Akademik program çerçevesinde ikinci etkinliğimiz Bakü Yunus Emre Enstitüsü’nde gerçekleştirildi. Buradaki programımıza ev sahipliği yapan Enstitü Müdürü Doç. Dr. Cihan Özdemir ile yıllar öncesine uzanan hoş bir sohbetimiz oldu. Program boyu yol arkadaşlığı yaptığımız Dr. Veysel Akkaya, Mustafa Tatçı, Leyla İpekçi ve Firdevs Kapusızoğlu ile zaten bütün etkinliklerde ve sohbetlerde birlikte idik. Azerbaycan’daki türbesini ziyaret edemeden “Bin Gemiye” adlı “Pîr Yahya Şirvanî romanı”nı yazan Firdevs Kapusızoğlu’na, Hazret-i Pîr’in hücre kapısında fısıldadığım “Artık Hazret’in kızısın sen” sözlerimin ona hayat boyu başarılar getirecek bir bereket taşıyacağına bütün gönlümle inanıyorum.

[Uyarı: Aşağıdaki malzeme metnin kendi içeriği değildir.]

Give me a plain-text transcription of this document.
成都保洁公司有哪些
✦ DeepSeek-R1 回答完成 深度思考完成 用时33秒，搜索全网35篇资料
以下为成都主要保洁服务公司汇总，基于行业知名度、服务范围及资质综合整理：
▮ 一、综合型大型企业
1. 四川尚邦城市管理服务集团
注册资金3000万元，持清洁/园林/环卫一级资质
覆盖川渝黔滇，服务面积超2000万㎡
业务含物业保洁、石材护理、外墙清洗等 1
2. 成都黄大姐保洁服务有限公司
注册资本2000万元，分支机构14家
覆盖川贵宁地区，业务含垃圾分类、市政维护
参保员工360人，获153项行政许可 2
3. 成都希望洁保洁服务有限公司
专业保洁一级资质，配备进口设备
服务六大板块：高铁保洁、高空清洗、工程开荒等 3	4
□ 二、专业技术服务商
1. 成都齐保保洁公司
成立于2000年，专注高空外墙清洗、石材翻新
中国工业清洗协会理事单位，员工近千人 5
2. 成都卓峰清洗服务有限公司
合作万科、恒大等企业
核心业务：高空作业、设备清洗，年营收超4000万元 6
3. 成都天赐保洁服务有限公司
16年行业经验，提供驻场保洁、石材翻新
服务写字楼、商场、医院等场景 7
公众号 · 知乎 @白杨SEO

Azerbaycan gezimizin son gününde Şamahı üzerinden Kafkas dağları eteklerine uzanan bir yolculuğumuz oldu. Zaman zaman yolumuzu kesen dumanlarla kaplı Kafkas dağlarının havasını doya doya soluduk. Halvetî yolunun kurucusu Hazret-i Pîr Ömer Halvetî’nin Avahıl kasabasındaki inziva mekânı olan ağacın etrafında teşekkül eden kabristan çok ilginç kabir taşları ile dolu idi. Pîr Ömer Halvetî’nin kabrinin de olduğuna inanılan etrafı tel örgü ile kabaca çevrilmiş alanın düzenlenerek kendisini tanıtıcı bilgilerin de yer aldığı bir külliye inşaı için Türkiye’deki takipçilerinin gayreti gerekiyor. Şamahı’nın hemen yukarısındaki “Kümbetler” bölgesindeki türbelerin de tarihî niteliğinin araştırılması ilgililerini bekliyor.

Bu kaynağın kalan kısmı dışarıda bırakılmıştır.